Während der Zeit der schottischen Unabhängigkeitskriege, die bis zum Jahr 1357 andauerten, spielte Edinburgh Castle eine große Rolle. Mehrfach wurde die Befestigungsanlage von englischen Truppen erobert, die sie anschließend wieder an die schottischen Widersacher verloren. Zahlreiche Belagerungen der Festung folgten in späteren Jahrhunderten. Nach mehrfachen Zerstörungen wurden die wehrhaften Befestigungsanlagen immer wieder aufgebaut und erneuert. Heute finden sich Bauelemente aus nahezu allen Jahrhunderten seit seiner Errichtung am Edinburgh Castle. Bestimmte Teile der Anlage werden noch heute von der 2. Britischen Infanteriedivision genutzt. Ältestes Relikt in der Schlossanlage ist der Stone of Scone. Auf diesem Stein wurden seit dem Mittelalter die schottischen Könige gekrönt. Auf Anweisung des englischen Königs Edward I. wurde der Stein nach der Eroberung der Festung im 13. Jahrhundert abtransportiert und befand sich seither in England. Im Jahr 1996 wurde er an das Edinburgh Castle zurückgegeben.

Ein Besuch der Schlossanlage ist ein Ausflug in die schottische Geschichte. Über das Gatehouse betreten Sie die Anlage. Dieses Portal erhielt erst im Jahr 1888 sein heutiges Aussehen. Die Zugbrücke hingegen stammt aus der Mitte des 17. Jahrhunderts. Der Weg führt anschließend durch eines der ältesten Tore der Burg. Das Portcullis Tor entstand zwischen 1571 und 1573. Einst wurde das Zentrum von Edinburgh Castle von einem 30 Meter hohen Turm dominiert, der im 14. Jahrhundert errichtet wurde. Durch ihn erfolgte der Zugang zum Schloss. Im Zuge vieler Kämpfe wurde er durch Beschuss zerstört und später abgetragen. Der am stärksten befestigte Teil des Schlosses ist die Zitadelle Crown Square. Sie stammt aus dem 14. Jahrhundert. Im Royal Palace haben Sie die Gelegenheit, die königlichen Gemächer zu bewundern. Im Erdgeschoss des Gebäudes befindet sich der Crown Room. Hier werden mit den Honours Of Scotland die schottischen Kronjuwelen und königliche Reliquien wie Zepter und Schwert aufbewahrt.

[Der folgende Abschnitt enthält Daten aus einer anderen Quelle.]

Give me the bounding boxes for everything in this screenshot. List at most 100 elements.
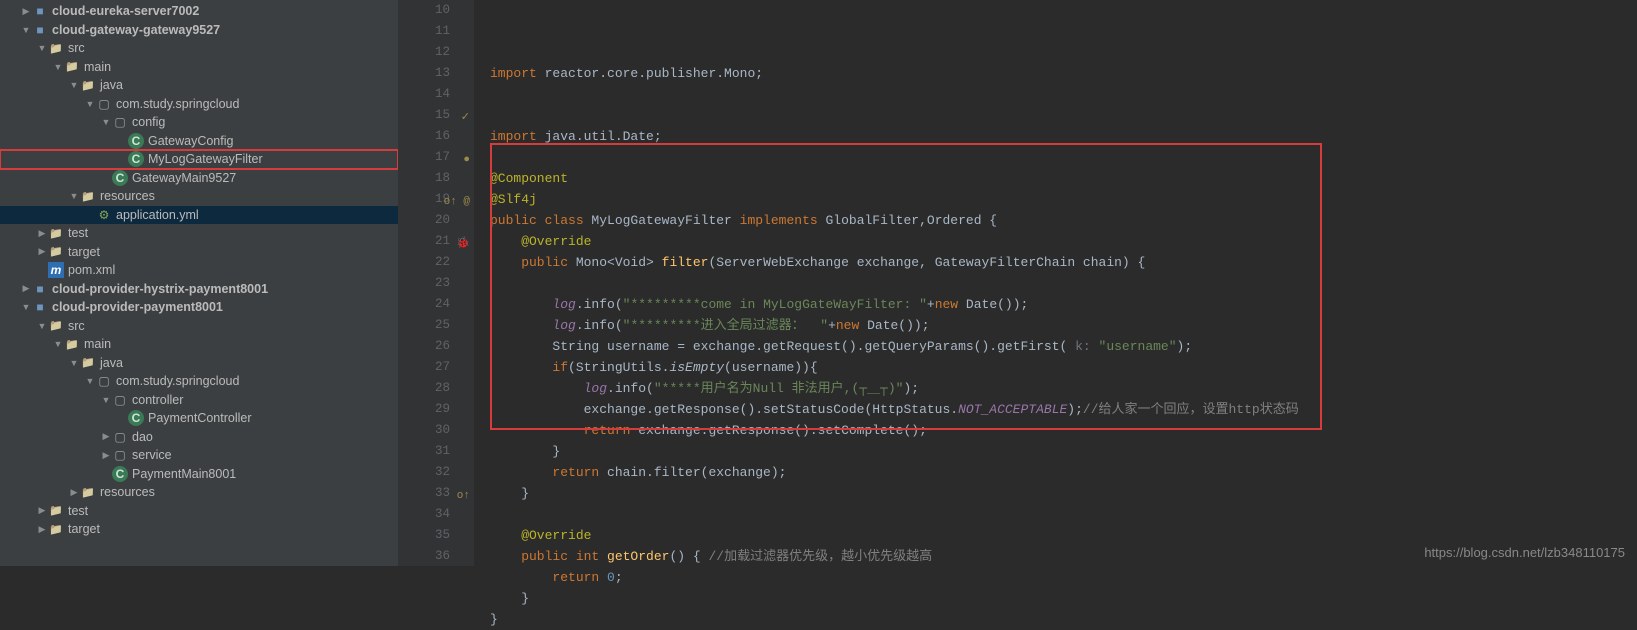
tree-arrow-icon[interactable]: ▼ <box>68 80 80 90</box>
code-line[interactable]: } <box>490 441 1637 462</box>
gutter-mark-icon: ● <box>463 150 470 171</box>
code-line[interactable]: @Override <box>490 525 1637 546</box>
code-area[interactable]: import reactor.core.publisher.Mono; impor… <box>474 0 1637 566</box>
tree-item[interactable]: ▼java <box>0 76 398 95</box>
tree-item[interactable]: PaymentController <box>0 409 398 428</box>
tree-item[interactable]: ▼com.study.springcloud <box>0 95 398 114</box>
folder-icon <box>64 59 80 75</box>
code-line[interactable]: } <box>490 609 1637 630</box>
tree-item[interactable]: ▼main <box>0 58 398 77</box>
tree-item[interactable]: ▼main <box>0 335 398 354</box>
code-line[interactable]: exchange.getResponse().setStatusCode(Htt… <box>490 399 1637 420</box>
tree-arrow-icon[interactable]: ▼ <box>36 321 48 331</box>
code-editor[interactable]: 101112131415✓1617●1819o↑ @2021🐞222324252… <box>398 0 1637 566</box>
code-line[interactable]: public Mono<Void> filter(ServerWebExchan… <box>490 252 1637 273</box>
tree-item[interactable]: GatewayMain9527 <box>0 169 398 188</box>
tree-arrow-icon[interactable]: ▶ <box>20 283 32 294</box>
tree-item[interactable]: ▶service <box>0 446 398 465</box>
tree-arrow-icon[interactable]: ▶ <box>36 505 48 516</box>
code-line[interactable]: @Component <box>490 168 1637 189</box>
tree-arrow-icon[interactable]: ▶ <box>36 228 48 239</box>
tree-arrow-icon[interactable]: ▼ <box>84 376 96 386</box>
tree-label: controller <box>132 393 183 407</box>
code-line[interactable] <box>490 84 1637 105</box>
tree-arrow-icon[interactable]: ▼ <box>100 117 112 127</box>
tree-item[interactable]: application.yml <box>0 206 398 225</box>
tree-arrow-icon[interactable]: ▼ <box>52 339 64 349</box>
tree-label: test <box>68 226 88 240</box>
line-number: 14 <box>398 84 450 105</box>
tree-arrow-icon[interactable]: ▼ <box>68 358 80 368</box>
tree-arrow-icon[interactable]: ▼ <box>100 395 112 405</box>
code-line[interactable]: public class MyLogGatewayFilter implemen… <box>490 210 1637 231</box>
tree-arrow-icon[interactable]: ▶ <box>36 524 48 535</box>
code-line[interactable]: import java.util.Date; <box>490 126 1637 147</box>
tree-label: GatewayConfig <box>148 134 233 148</box>
tree-item[interactable]: ▼ cloud-gateway-gateway9527 <box>0 21 398 40</box>
tree-arrow-icon[interactable]: ▼ <box>84 99 96 109</box>
tree-arrow-icon[interactable]: ▶ <box>100 450 112 461</box>
code-line[interactable] <box>490 147 1637 168</box>
folder-icon <box>80 484 96 500</box>
code-line[interactable] <box>490 273 1637 294</box>
tree-label: PaymentController <box>148 411 252 425</box>
tree-label: resources <box>100 485 155 499</box>
code-line[interactable]: import reactor.core.publisher.Mono; <box>490 63 1637 84</box>
tree-item[interactable]: ▶target <box>0 243 398 262</box>
code-line[interactable]: } <box>490 483 1637 504</box>
tree-arrow-icon[interactable]: ▼ <box>36 43 48 53</box>
tree-item[interactable]: ▼ controller <box>0 391 398 410</box>
tree-label: src <box>68 41 85 55</box>
folder-icon <box>80 355 96 371</box>
tree-item[interactable]: ▼ src <box>0 39 398 58</box>
tree-item[interactable]: ▼config <box>0 113 398 132</box>
tree-item[interactable]: ▶target <box>0 520 398 539</box>
tree-label: cloud-gateway-gateway9527 <box>52 23 220 37</box>
tree-arrow-icon[interactable]: ▼ <box>68 191 80 201</box>
tree-arrow-icon[interactable]: ▶ <box>68 487 80 498</box>
tree-label: application.yml <box>116 208 199 222</box>
tree-item[interactable]: MyLogGatewayFilter <box>0 150 398 169</box>
code-line[interactable]: } <box>490 588 1637 609</box>
code-line[interactable]: @Override <box>490 231 1637 252</box>
tree-item[interactable]: ▼src <box>0 317 398 336</box>
tree-arrow-icon[interactable]: ▼ <box>52 62 64 72</box>
code-line[interactable]: log.info("*********进入全局过滤器： "+new Date()… <box>490 315 1637 336</box>
tree-item[interactable]: pom.xml <box>0 261 398 280</box>
code-line[interactable]: return exchange.getResponse().setComplet… <box>490 420 1637 441</box>
tree-item[interactable]: ▶cloud-provider-hystrix-payment8001 <box>0 280 398 299</box>
tree-item[interactable]: PaymentMain8001 <box>0 465 398 484</box>
code-line[interactable]: log.info("*********come in MyLogGateWayF… <box>490 294 1637 315</box>
tree-item[interactable]: ▶test <box>0 502 398 521</box>
tree-item[interactable]: ▶dao <box>0 428 398 447</box>
line-number: 34 <box>398 504 450 525</box>
tree-item[interactable]: GatewayConfig <box>0 132 398 151</box>
tree-arrow-icon[interactable]: ▶ <box>20 6 32 17</box>
tree-item[interactable]: ▼cloud-provider-payment8001 <box>0 298 398 317</box>
tree-item[interactable]: ▶ resources <box>0 483 398 502</box>
tree-item[interactable]: ▼java <box>0 354 398 373</box>
tree-item[interactable]: ▶ test <box>0 224 398 243</box>
code-line[interactable] <box>490 504 1637 525</box>
line-number: 31 <box>398 441 450 462</box>
tree-arrow-icon[interactable]: ▶ <box>36 246 48 257</box>
pkg-icon <box>112 392 128 408</box>
project-tree[interactable]: ▶cloud-eureka-server7002 ▼ cloud-gateway-g… <box>0 0 398 566</box>
gutter: 101112131415✓1617●1819o↑ @2021🐞222324252… <box>398 0 474 566</box>
line-number: 32 <box>398 462 450 483</box>
tree-item[interactable]: ▶cloud-eureka-server7002 <box>0 2 398 21</box>
folder-icon <box>48 318 64 334</box>
code-line[interactable]: return chain.filter(exchange); <box>490 462 1637 483</box>
tree-arrow-icon[interactable]: ▶ <box>100 431 112 442</box>
code-line[interactable]: String username = exchange.getRequest().… <box>490 336 1637 357</box>
code-line[interactable]: if(StringUtils.isEmpty(username)){ <box>490 357 1637 378</box>
code-line[interactable]: log.info("*****用户名为Null 非法用户,(┬＿┬)"); <box>490 378 1637 399</box>
tree-arrow-icon[interactable]: ▼ <box>20 25 32 35</box>
code-line[interactable]: return 0; <box>490 567 1637 588</box>
code-line[interactable] <box>490 105 1637 126</box>
code-line[interactable]: @Slf4j <box>490 189 1637 210</box>
class-icon <box>112 466 128 482</box>
tree-item[interactable]: ▼resources <box>0 187 398 206</box>
tree-arrow-icon[interactable]: ▼ <box>20 302 32 312</box>
tree-item[interactable]: ▼com.study.springcloud <box>0 372 398 391</box>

Die sogenannte Great Hall stammt aus dem Jahr 1513. Die wunderschöne Holzdecke hat die Zeit bis heute nahezu unbeschadet überlebt. Einst tagte in diesem Raum das schottische Parlament, bevor im 19. Jahrhundert ein Militärhospital Einzug hielt. Auf dem Gelände der Schlossanlage befindet sich das Scotish National War Memorial, in dem bis zum Jahr 1923 Soldaten stationiert waren. Zur Mitte des 18. Jahrhunderts entstanden zwei Munitionslager an den Seiten des Burghofes. Sie wurden ab dem ausgehenden 19. Jahrhundert als Hospital genutzt. In einem Teil der ehemaligen Munitionslager ist heute das National War Museum Of Scotland untergebracht. Die kleine Kapelle St. Margaret's Chapel ist das älteste erhaltene Gebäude von Edinburgh Castle. Die Kirche ließ der schottische König David I. im 12. Jahrhundert als Familienkapelle im Gedenken an seine Mutter Saint Margaret Of Scotland errichten. Sie wird noch heute genutzt, obwohl nur rund 25 Personen in ihr Platz finden.